Terry is also interested in studying the mammoth’s stable isotopes, atoms that have the same number of protons and electrons but a different number of neutrons. As their name implies, stable isotopes do not decay into other elements. Carbon isotopes can provide information about the animals’ diet, in terms of plants it likely ate, while oxygen isotopes can shed light on an animal’s migration history.

“The isotopes, recorded in the tooth enamel, are like a tape recorder, giving a chronology of an animal’s life,” she says.

More Bones on Campus

With support from the OSU Research Office, Davis purchased a ground-penetrating radar system last spring to detect objects under the surface without disturbing them.

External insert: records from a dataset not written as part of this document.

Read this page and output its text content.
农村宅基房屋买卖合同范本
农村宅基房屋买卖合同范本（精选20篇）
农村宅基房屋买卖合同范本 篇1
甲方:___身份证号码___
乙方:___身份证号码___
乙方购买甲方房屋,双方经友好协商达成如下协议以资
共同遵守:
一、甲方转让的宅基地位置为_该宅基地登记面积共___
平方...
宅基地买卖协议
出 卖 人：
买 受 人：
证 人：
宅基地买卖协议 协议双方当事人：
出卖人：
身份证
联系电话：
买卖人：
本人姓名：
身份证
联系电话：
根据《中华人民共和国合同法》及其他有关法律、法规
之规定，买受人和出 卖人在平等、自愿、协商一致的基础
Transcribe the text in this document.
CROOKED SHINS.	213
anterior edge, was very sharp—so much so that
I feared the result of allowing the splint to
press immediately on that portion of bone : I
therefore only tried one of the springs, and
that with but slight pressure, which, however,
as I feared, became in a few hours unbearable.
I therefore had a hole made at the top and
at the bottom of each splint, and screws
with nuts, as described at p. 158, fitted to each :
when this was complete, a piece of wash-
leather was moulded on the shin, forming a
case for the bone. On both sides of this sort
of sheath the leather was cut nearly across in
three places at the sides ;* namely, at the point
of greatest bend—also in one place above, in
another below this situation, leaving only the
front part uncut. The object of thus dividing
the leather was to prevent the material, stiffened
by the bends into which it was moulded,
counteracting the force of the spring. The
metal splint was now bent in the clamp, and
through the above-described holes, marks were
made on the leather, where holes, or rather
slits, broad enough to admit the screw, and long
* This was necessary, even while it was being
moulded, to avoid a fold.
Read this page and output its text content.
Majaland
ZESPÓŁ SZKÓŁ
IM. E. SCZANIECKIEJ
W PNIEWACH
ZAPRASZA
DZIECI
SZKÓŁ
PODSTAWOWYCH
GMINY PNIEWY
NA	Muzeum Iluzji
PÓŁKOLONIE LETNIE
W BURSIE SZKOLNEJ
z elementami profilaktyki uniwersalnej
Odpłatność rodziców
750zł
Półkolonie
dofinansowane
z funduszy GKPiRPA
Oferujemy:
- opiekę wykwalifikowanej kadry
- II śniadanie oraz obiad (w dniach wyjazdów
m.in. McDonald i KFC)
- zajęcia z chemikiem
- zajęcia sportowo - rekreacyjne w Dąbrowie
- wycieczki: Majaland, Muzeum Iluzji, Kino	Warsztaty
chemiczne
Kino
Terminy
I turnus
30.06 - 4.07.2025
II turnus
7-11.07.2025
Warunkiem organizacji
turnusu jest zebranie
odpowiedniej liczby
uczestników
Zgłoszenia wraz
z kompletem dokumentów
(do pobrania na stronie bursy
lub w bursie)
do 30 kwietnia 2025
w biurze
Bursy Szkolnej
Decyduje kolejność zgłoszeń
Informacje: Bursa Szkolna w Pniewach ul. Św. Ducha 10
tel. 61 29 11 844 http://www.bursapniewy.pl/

Researchers have used the equipment to follow traces of the ancient stream channel as it led out of the stadium and up toward the parking lot. The radar indicated some additional large hard objects in the bottom of the channel, suggesting the presence of more animal bones.

Davis hopes to develop a course that would allow students to use the equipment on campus and beyond, perhaps in open fields or agricultural lands where excavation would be possible.

“It’s like being a detective,” Davis says. “We have clues that there may be more mammoths to find at Oregon State, and we have lots of expertise here on our campus to help us do so. That provides a great opportunity for us and our students to make wonderful discoveries in the coming years.”

 

By Nick Houtman

Nick Houtman is director of research communications at OSU and edits Terra, a world of research and creativity at Oregon State University. He has experience in weekly and daily print journalism and university science writing. A native Californian, he lived in Wisconsin and Maine before arriving in Corvallis in 2005.

2 replies on “Emissary from an Ice-Age Boneyard”

Would be nice if this story was updated as time goes on so as to allow for additional documentation. My suspicion is that the Mammoth may have floated in with the Missoula floods much like the erratics did, given the age of the dating thus far.

“The cause of extinction remains unclear, but climate change and exposure to humans are among the suspected contributors.”

I think those two conclusions should be rejected.

Firstly, these are animals that numbered in the millions – how would a few thousand paleoamericans kill off not only the Mammoths, but 35 other North American mega fauna in the same (very brief) time period?

Secondly, siting climate change: these are the same species that survived many prior (and some substantially more severe) climate changes over millions of years for them all to be killed by a few degrees change during the younger-dryas.